C'est avec une fierté considérable que NSW Fair Trading a annoncé les nouvelles lois sur les strates qui sont entrées en vigueur au début du mois dernier. Et pour être juste, il s'agissait de tromper un menu impressionnant de changements de droit.

Pour commencer, la loi sur les strates a été introduite en vertu des réglementations australiennes des consommateurs pour la première fois et qui a eu un effet immédiat.

Strata Living devient une réalité pour une partie croissante de Sydneysiders.Crédit: Dean Sewell

Strata Community Association NSW – l'organisme professionnel des gestionnaires de strates de l'État – avait déjà modifié les termes de son contrat standard pour s'adapter aux nouvelles règles. Cela soulève cependant la question de ce qui n'allait pas avec les contrats avant d'être modifiés.

Les contrats de réseau intégrés seront limités à trois ans. Cela devrait, en théorie, mettre à l'arnaque à l'arnaque courante où un développeur d'un nouveau bâtiment fait un accord avec un fournisseur de services ou un installateur d'infrastructure pour obtenir une remise, à condition qu'ils persuadent les acheteurs hors plan pour payer la différence, souvent plus, via des contrats de service brutalement gonflés. Celui que j'ai rencontré récemment s'attendait à ce que les néophytes de strates hors plan signe un contrat de 15 ans qui permettait aux frais d'être augmentés chaque année de 10%.

Il y a de nombreux excellents changements dans les nouvelles lois.
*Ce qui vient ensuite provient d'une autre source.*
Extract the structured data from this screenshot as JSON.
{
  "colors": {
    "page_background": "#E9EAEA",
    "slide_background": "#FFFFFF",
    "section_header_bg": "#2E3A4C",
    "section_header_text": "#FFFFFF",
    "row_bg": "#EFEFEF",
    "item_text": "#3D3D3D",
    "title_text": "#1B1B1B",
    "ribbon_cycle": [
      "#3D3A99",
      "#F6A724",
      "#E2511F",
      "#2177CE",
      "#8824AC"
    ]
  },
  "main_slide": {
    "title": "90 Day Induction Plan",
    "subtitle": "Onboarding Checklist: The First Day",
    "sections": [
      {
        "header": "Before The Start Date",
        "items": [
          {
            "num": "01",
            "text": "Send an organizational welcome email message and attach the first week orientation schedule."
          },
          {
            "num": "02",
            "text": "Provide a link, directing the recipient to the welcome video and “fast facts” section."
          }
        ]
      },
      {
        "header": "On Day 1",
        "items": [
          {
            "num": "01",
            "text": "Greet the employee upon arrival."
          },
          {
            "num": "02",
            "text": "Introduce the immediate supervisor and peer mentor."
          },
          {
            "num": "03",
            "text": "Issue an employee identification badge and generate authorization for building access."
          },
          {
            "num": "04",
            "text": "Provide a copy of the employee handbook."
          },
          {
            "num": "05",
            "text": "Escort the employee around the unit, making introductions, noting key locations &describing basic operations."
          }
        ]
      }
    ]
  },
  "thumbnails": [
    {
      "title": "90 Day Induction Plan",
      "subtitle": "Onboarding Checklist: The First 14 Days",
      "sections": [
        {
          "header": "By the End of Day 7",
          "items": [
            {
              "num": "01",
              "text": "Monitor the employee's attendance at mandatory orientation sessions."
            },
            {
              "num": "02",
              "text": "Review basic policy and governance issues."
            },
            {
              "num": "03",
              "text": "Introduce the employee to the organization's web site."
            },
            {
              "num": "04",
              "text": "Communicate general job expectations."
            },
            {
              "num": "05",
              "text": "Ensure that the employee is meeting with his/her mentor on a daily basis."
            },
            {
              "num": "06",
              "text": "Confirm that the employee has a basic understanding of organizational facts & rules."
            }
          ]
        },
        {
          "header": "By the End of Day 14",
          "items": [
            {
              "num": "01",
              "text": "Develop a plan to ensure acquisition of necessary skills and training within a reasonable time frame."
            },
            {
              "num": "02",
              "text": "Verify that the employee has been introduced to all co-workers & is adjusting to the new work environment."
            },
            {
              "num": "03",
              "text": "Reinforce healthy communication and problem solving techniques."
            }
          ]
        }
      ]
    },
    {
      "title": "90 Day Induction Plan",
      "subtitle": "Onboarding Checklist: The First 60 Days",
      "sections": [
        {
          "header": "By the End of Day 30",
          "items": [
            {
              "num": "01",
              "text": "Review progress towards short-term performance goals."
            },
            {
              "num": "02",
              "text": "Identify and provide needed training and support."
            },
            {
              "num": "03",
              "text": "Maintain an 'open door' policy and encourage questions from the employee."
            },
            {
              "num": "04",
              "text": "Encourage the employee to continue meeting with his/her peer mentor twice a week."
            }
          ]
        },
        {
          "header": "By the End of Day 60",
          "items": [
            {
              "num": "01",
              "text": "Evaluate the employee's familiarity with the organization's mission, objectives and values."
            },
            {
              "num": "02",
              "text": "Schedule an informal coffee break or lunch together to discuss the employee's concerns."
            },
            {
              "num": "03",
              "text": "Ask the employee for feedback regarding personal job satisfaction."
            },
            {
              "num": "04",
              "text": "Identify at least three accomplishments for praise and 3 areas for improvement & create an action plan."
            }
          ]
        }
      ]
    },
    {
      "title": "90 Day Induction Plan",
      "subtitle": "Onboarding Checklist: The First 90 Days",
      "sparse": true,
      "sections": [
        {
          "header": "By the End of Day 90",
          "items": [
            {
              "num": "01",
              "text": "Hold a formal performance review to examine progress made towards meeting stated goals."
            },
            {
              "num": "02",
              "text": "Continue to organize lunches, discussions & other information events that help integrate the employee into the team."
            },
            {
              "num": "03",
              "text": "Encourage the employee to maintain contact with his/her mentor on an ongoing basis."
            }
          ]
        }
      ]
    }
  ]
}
Les modifications des biens communs qui impliquent des améliorations de durabilité – tels que les fenêtres à double vitrage ou la charge des véhicules électriques – ne nécessitent désormais qu'un vote de majorité simple en faveur.

Cela contournera la super-majorité de 75%, avec son veto intégré à opposant, que d'autres résolutions spéciales nécessitent. Et seuls les bâtiments patrimoniaux les plus précieux peuvent refuser des améliorations de la durabilité au motif qu'ils changeraient l'apparence du bloc.

Un changement qui devrait ravir tout propriétaire qui a été ignoré, maltraité et rejeté par un comité de strates est que les membres sont désormais tenus légalement pour agir honnêtement, équitablement et légalement. En plus de cela, les chaises de comité sont désormais obligées de mener des réunions de manière ordonnée, encourageant un débat ouvert et une discussion civilisée. Bonne chance avec ça!

Pendant ce temps, les sociétés des propriétaires ou les comités de strates ne peuvent pas simplement faire glisser les demandes de rénovations mineures dans leur panier «trop dur». Si le demandeur n'obtient pas de réponse en trois mois, il peut être considéré comme approbation. S'ils sont refusés, des raisons doivent être données par écrit.